The decade of the 1990s confirmed his popularity and he made two roles per year. Combining comedies Why Do They Call It Love When They Mean Sex? (1992) and Cha-cha-chá (1997) with more dramatic roles: Morirás en Chafarinas (1994), Libertarias (1995) although he admits that it feels more comfortable with comic roles. He has also alternated cinema with television. Taking part in television series such as Riders of the Dawn or comedies like Colegio Mayor (1993-95), Pepa y Pepe (1995) and A las once en casa (1999).

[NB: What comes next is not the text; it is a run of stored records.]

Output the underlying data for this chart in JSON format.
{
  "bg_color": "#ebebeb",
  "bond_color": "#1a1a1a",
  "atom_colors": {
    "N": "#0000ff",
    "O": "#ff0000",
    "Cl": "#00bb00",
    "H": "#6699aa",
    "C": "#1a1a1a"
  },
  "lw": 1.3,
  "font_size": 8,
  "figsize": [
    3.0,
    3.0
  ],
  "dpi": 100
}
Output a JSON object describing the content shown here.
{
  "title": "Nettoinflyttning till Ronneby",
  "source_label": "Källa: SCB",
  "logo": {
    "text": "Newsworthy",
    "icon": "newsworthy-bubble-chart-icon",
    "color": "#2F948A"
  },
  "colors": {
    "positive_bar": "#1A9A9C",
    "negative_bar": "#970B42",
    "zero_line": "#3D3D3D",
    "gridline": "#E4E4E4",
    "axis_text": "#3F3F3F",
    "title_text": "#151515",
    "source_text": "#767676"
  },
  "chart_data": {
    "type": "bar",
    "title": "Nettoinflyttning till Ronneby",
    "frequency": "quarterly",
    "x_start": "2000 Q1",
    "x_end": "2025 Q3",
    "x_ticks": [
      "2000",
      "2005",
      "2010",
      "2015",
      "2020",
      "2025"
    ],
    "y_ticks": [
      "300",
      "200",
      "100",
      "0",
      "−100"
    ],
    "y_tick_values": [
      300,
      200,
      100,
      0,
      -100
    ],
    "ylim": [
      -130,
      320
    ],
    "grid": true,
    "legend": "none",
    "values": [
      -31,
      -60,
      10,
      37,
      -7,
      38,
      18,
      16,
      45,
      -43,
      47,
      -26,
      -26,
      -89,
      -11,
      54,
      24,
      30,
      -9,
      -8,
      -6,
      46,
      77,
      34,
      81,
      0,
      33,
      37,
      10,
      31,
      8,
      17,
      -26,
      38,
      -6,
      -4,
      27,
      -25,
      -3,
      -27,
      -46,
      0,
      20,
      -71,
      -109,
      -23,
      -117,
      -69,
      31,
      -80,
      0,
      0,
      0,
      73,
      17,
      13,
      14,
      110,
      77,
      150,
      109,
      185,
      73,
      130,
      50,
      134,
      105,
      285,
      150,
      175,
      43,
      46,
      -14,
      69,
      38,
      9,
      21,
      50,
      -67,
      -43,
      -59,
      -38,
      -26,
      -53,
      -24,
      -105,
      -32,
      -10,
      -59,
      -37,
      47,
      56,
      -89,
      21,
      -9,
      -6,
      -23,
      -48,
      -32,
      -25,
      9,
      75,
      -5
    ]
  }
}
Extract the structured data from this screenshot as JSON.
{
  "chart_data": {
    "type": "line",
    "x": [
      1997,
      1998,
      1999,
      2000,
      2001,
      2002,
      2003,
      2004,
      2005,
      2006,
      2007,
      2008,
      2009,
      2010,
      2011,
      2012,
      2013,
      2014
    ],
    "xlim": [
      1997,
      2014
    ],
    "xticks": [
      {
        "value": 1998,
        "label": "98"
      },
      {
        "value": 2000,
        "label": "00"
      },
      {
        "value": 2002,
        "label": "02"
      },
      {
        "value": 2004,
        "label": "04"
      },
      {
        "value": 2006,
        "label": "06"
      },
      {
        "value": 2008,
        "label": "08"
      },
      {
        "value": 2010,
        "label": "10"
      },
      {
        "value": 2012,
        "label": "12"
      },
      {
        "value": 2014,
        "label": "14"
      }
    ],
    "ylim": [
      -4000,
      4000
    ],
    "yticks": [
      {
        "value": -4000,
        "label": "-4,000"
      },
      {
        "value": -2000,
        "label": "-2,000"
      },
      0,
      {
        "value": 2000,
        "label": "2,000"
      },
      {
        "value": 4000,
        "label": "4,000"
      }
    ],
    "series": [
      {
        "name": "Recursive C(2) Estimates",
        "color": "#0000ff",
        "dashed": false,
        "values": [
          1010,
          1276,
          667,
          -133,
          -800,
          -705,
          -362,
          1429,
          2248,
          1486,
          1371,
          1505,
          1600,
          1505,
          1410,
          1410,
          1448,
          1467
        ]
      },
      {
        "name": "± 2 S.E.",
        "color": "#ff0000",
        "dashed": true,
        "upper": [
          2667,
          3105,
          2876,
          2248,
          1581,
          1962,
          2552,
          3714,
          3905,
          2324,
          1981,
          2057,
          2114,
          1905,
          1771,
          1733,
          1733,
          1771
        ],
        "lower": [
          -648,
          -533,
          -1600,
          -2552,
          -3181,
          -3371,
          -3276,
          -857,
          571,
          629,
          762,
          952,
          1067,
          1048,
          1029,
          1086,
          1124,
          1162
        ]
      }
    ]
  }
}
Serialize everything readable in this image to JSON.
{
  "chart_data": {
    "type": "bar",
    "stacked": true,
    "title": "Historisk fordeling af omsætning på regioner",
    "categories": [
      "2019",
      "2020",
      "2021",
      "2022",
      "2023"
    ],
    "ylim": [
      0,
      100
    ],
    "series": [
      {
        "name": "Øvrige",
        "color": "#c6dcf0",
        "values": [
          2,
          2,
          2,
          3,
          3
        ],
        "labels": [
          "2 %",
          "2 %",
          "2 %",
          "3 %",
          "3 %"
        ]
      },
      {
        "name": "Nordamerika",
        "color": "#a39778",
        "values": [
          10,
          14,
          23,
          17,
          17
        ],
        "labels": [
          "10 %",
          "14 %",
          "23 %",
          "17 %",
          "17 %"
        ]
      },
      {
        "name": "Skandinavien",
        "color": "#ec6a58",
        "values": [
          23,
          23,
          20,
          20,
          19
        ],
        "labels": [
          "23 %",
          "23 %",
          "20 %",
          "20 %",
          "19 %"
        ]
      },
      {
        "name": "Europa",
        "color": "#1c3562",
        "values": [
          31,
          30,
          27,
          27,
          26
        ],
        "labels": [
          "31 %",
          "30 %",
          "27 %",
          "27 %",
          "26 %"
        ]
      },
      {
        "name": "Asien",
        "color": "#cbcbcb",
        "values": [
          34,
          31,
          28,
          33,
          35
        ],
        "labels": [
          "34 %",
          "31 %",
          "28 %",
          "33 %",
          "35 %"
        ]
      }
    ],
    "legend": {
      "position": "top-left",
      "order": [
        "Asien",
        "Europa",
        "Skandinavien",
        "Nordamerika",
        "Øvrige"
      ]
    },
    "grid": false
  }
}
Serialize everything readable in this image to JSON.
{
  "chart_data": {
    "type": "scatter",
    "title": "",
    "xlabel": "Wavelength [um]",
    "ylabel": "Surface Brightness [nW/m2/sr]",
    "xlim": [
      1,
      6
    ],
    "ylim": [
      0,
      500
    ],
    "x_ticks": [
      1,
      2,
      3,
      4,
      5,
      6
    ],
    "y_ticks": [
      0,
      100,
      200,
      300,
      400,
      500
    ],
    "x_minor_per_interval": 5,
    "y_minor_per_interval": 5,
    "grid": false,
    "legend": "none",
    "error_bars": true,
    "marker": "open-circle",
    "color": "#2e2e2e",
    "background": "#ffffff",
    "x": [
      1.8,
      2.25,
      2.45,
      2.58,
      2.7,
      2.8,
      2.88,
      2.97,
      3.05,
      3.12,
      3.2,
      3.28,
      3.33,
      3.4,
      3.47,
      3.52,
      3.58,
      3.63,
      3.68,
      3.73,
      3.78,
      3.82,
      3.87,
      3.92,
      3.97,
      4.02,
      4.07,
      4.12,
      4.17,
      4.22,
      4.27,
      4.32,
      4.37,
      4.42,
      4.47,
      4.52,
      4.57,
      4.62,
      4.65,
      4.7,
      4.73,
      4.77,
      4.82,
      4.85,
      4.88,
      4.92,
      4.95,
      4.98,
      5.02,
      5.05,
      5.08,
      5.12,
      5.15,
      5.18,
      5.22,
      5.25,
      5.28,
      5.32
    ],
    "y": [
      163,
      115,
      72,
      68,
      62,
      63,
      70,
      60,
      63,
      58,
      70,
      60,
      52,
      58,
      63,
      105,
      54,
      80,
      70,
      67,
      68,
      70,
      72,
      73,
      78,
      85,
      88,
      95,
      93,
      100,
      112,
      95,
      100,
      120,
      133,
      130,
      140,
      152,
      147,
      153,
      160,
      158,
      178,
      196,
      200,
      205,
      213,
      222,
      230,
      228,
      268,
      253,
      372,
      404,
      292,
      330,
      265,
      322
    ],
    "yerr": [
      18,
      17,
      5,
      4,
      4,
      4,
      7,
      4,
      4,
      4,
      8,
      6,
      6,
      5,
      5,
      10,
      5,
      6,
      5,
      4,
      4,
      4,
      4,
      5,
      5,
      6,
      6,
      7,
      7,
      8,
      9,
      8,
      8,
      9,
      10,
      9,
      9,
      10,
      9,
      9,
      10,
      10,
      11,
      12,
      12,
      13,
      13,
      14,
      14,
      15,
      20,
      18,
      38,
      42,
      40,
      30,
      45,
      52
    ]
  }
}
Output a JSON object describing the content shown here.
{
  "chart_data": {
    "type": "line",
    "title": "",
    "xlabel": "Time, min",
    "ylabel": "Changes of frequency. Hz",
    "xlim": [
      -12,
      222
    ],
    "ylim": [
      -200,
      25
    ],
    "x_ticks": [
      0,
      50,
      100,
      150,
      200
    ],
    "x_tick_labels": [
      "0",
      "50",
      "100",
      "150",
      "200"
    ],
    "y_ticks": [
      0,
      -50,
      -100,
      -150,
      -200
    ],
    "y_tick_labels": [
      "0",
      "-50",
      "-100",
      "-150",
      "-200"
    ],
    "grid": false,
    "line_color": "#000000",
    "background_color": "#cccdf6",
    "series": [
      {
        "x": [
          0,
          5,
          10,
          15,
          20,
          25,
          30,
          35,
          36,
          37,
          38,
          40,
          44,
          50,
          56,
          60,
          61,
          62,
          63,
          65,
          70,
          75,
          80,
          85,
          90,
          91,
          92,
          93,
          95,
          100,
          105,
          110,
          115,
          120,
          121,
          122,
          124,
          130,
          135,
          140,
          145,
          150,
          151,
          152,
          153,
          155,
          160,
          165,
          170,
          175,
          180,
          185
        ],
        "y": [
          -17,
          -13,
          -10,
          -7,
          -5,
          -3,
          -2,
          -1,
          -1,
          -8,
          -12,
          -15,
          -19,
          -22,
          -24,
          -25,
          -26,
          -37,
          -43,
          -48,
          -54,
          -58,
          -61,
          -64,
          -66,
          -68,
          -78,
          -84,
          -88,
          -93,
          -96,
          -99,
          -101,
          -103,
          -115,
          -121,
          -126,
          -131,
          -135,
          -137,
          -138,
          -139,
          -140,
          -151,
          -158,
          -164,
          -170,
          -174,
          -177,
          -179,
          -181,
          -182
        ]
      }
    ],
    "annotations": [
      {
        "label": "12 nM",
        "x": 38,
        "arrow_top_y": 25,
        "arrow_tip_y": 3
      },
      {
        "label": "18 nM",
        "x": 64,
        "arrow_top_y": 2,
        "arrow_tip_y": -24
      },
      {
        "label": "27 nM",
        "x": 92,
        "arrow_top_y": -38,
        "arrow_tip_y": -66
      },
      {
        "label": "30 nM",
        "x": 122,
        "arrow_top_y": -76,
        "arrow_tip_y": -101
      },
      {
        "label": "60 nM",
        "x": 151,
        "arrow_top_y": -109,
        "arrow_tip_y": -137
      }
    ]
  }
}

He made two more successful films with Fernando Trueba: The Girl of Your Dreams (1998) and The Shanghai Spell (2002).

== Accolades ==

| Year | Award | Category | Work | Result | Ref. |
|---|---|---|---|---|---|
| 1987 | 1st Goya Awards | Best Actor | Year of Enlightment | Nominated |  |
| 1989 | 3rd Goya Awards | Best Supporting Actor | El Lute II: Tomorrow I'll be Free | Nominated |  |
| 1990 | 4th Goya Awards | Best Actor | If They Tell You I Fell | Won |  |
| 1992 | 6th Goya Awards | Best Actor | Lovers | Nominated |  |
| 1993 | 7th Goya Awards | Best Actor | Belle Époque | Nominated |  |
| 1998 | 13th Goya Awards | Best Supporting Actor | The Girl of Your Dreams | Nominated |  |
| 2008 | 17th Actors and Actresses Union Awards | Best Film Actor in a Secondary Role | Oviedo Express | Nominated |  |

==Bibliography==
- Holmstrom, John. The Moving Picture Boy: An International Encyclopaedia from 1895 to 1995. Norwich, Michael Russell, 1996, p. 375-376.
- D’Lugo, Marvin: Guide to the Cinema of Spain, Greenwood Press, 1997. ISBN 0-313-29474-7
- Perriam, Chris: Star and Masculinity in Spanish Cinema: From Banderas to Bardem, Oxford University Press, 2003. ISBN 0-19-815996-X.